A funny thing happened on the way to the Knox Translation.

I wanted to compare how the famous English priest’s translation of the Canticle of Canticles read as compared with the Douay version. This brought me to one of the online resources I use frequently, New Advent.

Aside from providing many useful references, such as a trilingual Bible, many patristic works, the old Catholic Encyclopedia, and the complete Summa Theologiae of Saint Thomas, the very popular website also has a Drudge-like front page with regularly updated links to news and views all across the Catholic Internet.

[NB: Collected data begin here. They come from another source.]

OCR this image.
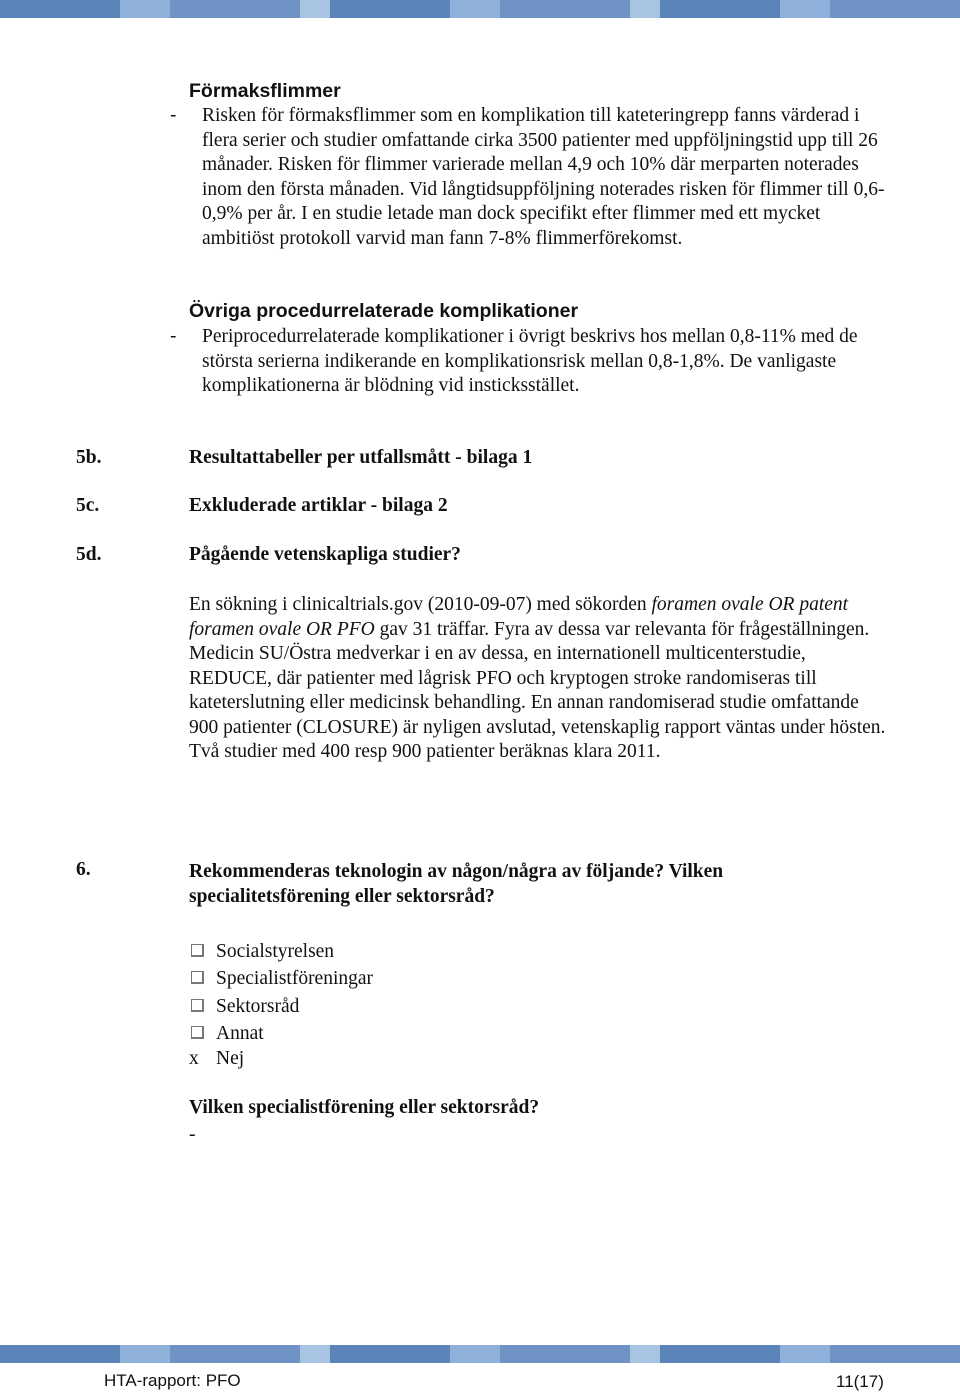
Förmaksflimmer
- Risken för förmaksflimmer som en komplikation till kateteringrepp fanns värderad i flera serier och studier omfattande cirka 3500 patienter med uppföljningstid upp till 26 månader. Risken för flimmer varierade mellan 4,9 och 10% där merparten noterades inom den första månaden. Vid långtidsuppföljning noterades risken för flimmer till 0,6-0,9% per år. I en studie letade man dock specifikt efter flimmer med ett mycket ambitiöst protokoll varvid man fann 7-8% flimmerförekomst.

Övriga procedurrelaterade komplikationer
- Periprocedurrelaterade komplikationer i övrigt beskrivs hos mellan 0,8-11% med de största serierna indikerande en komplikationsrisk mellan 0,8-1,8%. De vanligaste komplikationerna är blödning vid insticksstället.

5b.	Resultattabeller per utfallsmått - bilaga 1
5c.	Exkluderade artiklar - bilaga 2
5d.	Pågående vetenskapliga studier?

En sökning i clinicaltrials.gov (2010-09-07) med sökorden foramen ovale OR patent foramen ovale OR PFO gav 31 träffar. Fyra av dessa var relevanta för frågeställningen. Medicin SU/Östra medverkar i en av dessa, en internationell multicenterstudie, REDUCE, där patienter med lågrisk PFO och kryptogen stroke randomiseras till kateterslutning eller medicinsk behandling. En annan randomiserad studie omfattande 900 patienter (CLOSURE) är nyligen avslutad, vetenskaplig rapport väntas under hösten. Två studier med 400 resp 900 patienter beräknas klara 2011.

6.	Rekommenderas teknologin av någon/några av följande? Vilken
specialitetsförening eller sektorsråd?
Socialstyrelsen
Specialistföreningar
Sektorsråd
Annat
x Nej
Vilken specialistförening eller sektorsråd?
-
HTA-rapport: PFO	11(17)
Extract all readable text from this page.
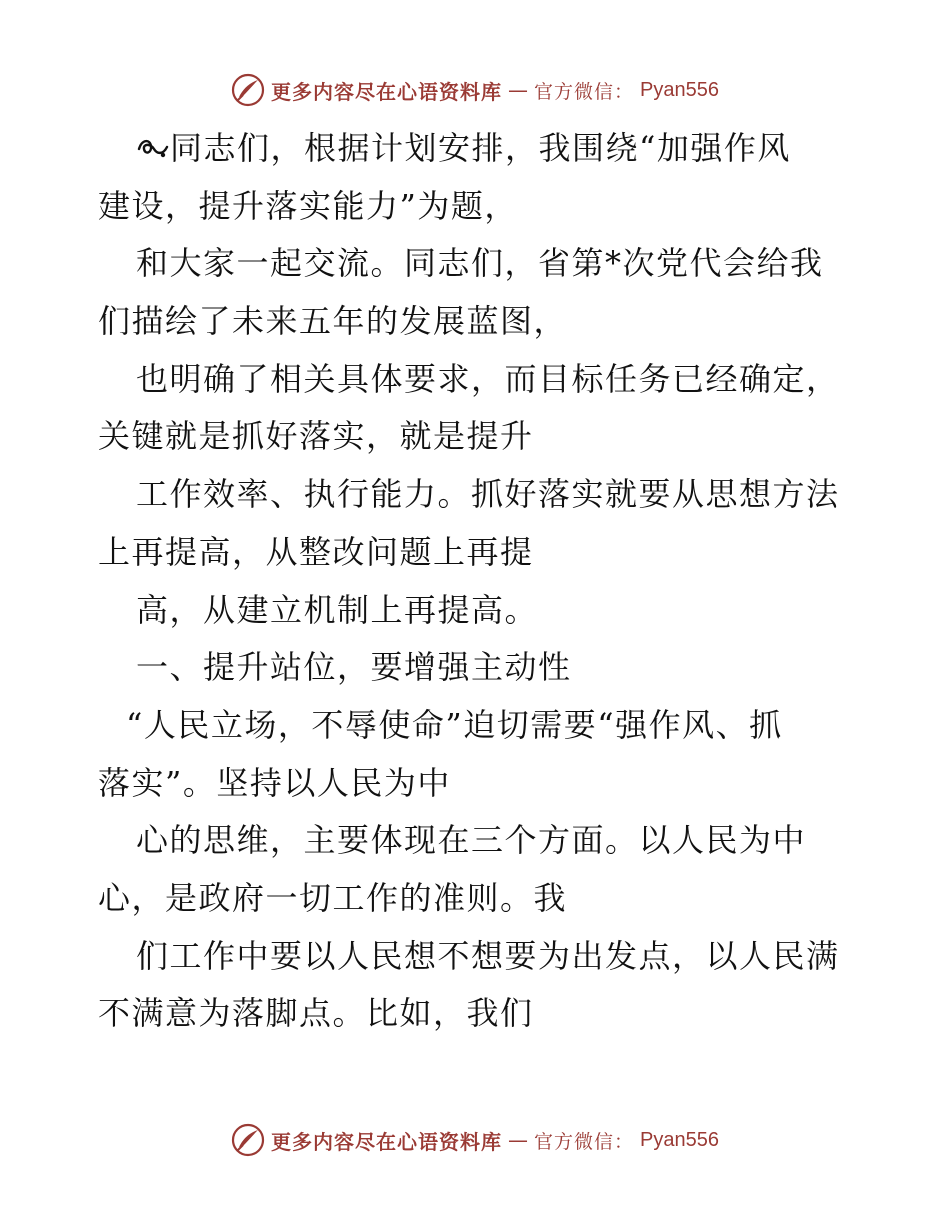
更多内容尽在心语资料库 — 官方微信： Pyan556
同志们，根据计划安排，我围绕“加强作风
建设，提升落实能力”为题，
和大家一起交流。同志们，省第*次党代会给我
们描绘了未来五年的发展蓝图，
也明确了相关具体要求，而目标任务已经确定，
关键就是抓好落实，就是提升
工作效率、执行能力。抓好落实就要从思想方法
上再提高，从整改问题上再提
高，从建立机制上再提高。
一、提升站位，要增强主动性
“人民立场，不辱使命”迫切需要“强作风、抓
落实”。坚持以人民为中
心的思维，主要体现在三个方面。以人民为中
心，是政府一切工作的准则。我
们工作中要以人民想不想要为出发点，以人民满
不满意为落脚点。比如，我们
更多内容尽在心语资料库 — 官方微信： Pyan556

As my eyes scanned the main page (I should have gone right to the Bible!), I spotted an irony, which I have highlighted in the graphic, below:

Did you catch it? (You can click on the graphic to expand it.) The link I highlighted in the upper right, “Dare we hope that all men be saved? No. Universalism is the opiate of the theologians…,” directs the browser to an article against universal salvation in First Things magazine: “Opiate of the Theologians,” by Michael McClymond. The other link I highlighted, with a picture of the author, takes the reader to a piece by the famous Bishop Robert Barron, one of the most popular purveyors of… that very opiate of universal salvation!

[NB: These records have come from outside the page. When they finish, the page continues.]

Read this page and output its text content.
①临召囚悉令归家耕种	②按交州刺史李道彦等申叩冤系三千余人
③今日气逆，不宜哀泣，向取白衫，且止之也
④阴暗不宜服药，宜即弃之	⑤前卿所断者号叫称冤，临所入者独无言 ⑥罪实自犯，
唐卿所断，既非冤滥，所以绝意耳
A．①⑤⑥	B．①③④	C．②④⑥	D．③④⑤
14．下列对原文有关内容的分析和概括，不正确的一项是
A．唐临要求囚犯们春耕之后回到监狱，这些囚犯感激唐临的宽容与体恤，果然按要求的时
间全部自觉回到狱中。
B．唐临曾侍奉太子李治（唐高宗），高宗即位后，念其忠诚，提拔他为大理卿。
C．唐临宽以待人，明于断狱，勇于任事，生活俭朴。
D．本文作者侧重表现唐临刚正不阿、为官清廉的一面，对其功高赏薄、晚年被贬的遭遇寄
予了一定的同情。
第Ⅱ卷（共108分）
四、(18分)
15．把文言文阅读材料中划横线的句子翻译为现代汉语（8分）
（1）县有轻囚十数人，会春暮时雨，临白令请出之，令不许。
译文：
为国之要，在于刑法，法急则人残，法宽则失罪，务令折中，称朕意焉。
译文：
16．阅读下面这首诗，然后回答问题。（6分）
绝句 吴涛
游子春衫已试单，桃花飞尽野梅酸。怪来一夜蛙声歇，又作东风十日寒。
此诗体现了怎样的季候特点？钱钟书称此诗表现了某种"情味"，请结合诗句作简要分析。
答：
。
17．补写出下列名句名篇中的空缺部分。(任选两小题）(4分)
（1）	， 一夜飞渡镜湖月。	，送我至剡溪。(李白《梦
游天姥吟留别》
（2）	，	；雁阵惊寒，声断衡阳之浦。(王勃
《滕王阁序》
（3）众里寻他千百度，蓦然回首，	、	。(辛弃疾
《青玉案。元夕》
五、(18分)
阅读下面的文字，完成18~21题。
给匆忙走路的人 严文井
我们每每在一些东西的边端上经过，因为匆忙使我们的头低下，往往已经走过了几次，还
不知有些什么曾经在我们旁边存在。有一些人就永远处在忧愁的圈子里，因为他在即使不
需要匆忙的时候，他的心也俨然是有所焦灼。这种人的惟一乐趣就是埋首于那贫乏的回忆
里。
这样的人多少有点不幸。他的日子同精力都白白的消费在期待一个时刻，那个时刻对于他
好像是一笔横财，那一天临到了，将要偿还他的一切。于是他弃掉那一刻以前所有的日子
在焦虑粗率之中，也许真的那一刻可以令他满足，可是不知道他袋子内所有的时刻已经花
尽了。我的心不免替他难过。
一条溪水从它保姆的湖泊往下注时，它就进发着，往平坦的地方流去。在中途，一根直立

This is the same Bishop Barron who committed a supreme act of hatred against Ben Shapiro by leaving him comfortable in his rejection of Jesus Christ, and who is even squishy on the moral abomination of sodomy.

Bishop Barron is quite famous for his universalism; it’s no secret sin. Why then, does New Advent promote him regularly if they agree with the author of “Opiate of the Theologians”?

“Diabolical disorientation,” anybody?